Dear Dr. Don,
We have two Toyota Corollas (2001 and 2005 models) that we own outright. The 2001 is burning oil, but will survive a few more years as long as my husband is able to take the train to work. We have an emergency account that we just finished fully funding, two Section 529 college savings accounts, two Roth IRAs and my husband’s TSP (Thrift Savings Plan) account, to which he contributes 5 percent of his pay.
I was wondering about the advisability of putting our extra cash (that is, no longer going into the emergency fund) into my husband’s Thrift Savings Plan account (into the G Fund to be specific) instead of a bank account (money market, savings or CD) to save for a new car.
My thinking is that this will reduce our tax burden while we save, and the interest on a TSP loan would be lower than a loan from any bank or dealer.

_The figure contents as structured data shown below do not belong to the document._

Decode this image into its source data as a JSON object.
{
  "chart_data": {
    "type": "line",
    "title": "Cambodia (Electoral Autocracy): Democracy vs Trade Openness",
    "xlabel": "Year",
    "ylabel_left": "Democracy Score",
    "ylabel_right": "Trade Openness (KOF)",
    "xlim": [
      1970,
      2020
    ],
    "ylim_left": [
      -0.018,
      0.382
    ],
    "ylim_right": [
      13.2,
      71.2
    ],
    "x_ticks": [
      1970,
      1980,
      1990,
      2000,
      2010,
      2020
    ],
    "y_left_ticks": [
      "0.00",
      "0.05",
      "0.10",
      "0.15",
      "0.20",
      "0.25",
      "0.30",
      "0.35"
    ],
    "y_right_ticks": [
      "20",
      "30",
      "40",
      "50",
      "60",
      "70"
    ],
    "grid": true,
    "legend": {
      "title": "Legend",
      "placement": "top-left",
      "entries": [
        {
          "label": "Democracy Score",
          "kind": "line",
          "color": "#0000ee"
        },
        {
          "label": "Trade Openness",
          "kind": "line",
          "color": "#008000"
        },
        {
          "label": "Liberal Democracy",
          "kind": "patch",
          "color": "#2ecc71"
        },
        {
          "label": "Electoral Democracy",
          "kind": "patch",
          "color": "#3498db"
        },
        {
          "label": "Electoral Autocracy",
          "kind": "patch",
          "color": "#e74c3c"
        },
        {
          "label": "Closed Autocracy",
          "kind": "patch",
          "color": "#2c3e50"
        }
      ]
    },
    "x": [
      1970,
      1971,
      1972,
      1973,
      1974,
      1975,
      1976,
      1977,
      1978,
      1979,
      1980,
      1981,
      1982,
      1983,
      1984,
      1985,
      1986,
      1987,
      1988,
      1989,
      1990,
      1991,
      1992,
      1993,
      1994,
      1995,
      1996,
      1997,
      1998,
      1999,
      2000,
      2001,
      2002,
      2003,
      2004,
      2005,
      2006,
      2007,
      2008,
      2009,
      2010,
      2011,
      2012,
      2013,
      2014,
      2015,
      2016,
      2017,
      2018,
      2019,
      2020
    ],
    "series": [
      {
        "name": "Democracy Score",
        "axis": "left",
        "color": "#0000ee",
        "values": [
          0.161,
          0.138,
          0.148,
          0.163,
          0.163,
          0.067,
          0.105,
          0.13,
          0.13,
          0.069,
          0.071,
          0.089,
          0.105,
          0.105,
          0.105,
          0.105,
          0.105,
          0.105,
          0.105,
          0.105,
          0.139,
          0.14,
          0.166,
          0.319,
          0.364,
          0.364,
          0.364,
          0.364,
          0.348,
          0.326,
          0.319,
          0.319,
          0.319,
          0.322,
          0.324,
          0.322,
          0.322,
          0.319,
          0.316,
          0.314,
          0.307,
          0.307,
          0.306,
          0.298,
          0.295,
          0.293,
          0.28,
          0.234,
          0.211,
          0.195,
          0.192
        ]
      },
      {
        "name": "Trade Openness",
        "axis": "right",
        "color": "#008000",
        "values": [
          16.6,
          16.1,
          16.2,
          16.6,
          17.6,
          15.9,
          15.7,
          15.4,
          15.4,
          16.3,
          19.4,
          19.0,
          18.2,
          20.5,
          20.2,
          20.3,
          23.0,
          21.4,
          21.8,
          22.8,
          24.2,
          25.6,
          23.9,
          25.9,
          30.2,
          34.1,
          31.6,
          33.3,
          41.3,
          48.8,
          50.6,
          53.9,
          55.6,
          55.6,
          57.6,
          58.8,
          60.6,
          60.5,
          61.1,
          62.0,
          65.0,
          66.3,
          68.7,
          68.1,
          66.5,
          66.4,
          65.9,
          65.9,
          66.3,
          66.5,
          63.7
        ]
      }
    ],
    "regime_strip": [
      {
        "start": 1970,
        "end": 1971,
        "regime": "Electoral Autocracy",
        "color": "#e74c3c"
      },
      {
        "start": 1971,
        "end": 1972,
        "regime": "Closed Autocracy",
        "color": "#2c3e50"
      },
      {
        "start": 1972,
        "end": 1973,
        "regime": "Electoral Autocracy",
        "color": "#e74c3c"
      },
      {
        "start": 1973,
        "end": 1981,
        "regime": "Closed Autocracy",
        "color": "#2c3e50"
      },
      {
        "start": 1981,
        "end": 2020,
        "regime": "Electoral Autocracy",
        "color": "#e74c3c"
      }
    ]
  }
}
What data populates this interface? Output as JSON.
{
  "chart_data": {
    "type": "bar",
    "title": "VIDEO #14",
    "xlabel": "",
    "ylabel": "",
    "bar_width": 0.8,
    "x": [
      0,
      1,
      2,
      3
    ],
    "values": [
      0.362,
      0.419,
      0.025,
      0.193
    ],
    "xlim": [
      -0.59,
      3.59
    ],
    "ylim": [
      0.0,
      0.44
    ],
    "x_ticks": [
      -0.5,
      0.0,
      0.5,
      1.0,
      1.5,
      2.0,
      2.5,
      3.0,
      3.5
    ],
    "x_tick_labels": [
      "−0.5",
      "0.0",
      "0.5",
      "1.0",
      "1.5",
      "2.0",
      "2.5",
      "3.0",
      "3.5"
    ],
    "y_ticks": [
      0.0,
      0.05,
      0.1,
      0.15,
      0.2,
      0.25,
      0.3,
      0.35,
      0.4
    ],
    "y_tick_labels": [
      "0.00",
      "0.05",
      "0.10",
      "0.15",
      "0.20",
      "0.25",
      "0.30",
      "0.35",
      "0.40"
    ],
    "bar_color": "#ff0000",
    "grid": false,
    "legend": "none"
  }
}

Furthermore, the interest (and principal) on the loan will be paid back into the TSP account, leaving our contributions overall higher than if we were to save in a savings-money market account.
I know it’s not generally advisable to raid retirement funds for current-day purchases, but I’ve never seen the idea of using them to save for a big purchase with extra contributions specifically for that purchase. Any thoughts?
— Shannon Strategizes
What’s not to like? I think it’s a great idea. You’re pumping up the value of his retirement account, and you’ll be repaying the account with interest over the Thrift Savings Plan, a defined contribution retirement savings plan for federal employees, loan term. I’m assuming the account balances will be high enough to allow you to borrow enough to buy the car when it’s time.
I was once in the TSP when I worked as a debt management analyst for the Federal Home Loan Banks Office of Finance. I don’t know the ins and outs of your investment portfolio, but I do know that the G Fund invests in Treasury securities. The G Fund rate at the time your loan application is processed is the interest rate you’ll pay for the life of the loan. The G Fund interest rate was 2.5 percent at the time of writing this, but it may be higher by the time you’re ready to borrow against your husband’s TSP to buy a car.
One downside is that if your husband was separated from federal service, the loan would become immediately due and payable within 90 days. If not repaid, it would be considered a distribution out of the TSP account and would be subject to income taxation and, if he is under age 59½, potentially subject to the 10 percent penalty tax for early withdrawals.
The double taxation of loan payments is another possible concern. The Thrift Savings Plan Web page on loan basics explains this issue, excerpted below:
The interest you pay on your TSP loan is taxed:
- When you pay the loan back with after-tax dollars.
- When it is distributed to you as you begin withdrawing money from your TSP account.
That’s the conventional wisdom. The unconventional wisdom, presented by Federal Reserve economists Geng Li and Paul A. Smith in a paper in 2009, puts a different spin on things by considering loan proceeds separate from loan payments. They hold that the loan proceeds are taxed by repaying the loan with after-tax dollars, and loan repayments are taxed when the funds are distributed in retirement. They do allow for the loan’s interest expense to be taxed twice, but that is mitigated by the benefit of being able to defer this tax over the life of the loan. My advice is to let the tax arguments slide and start your savings program for your new car.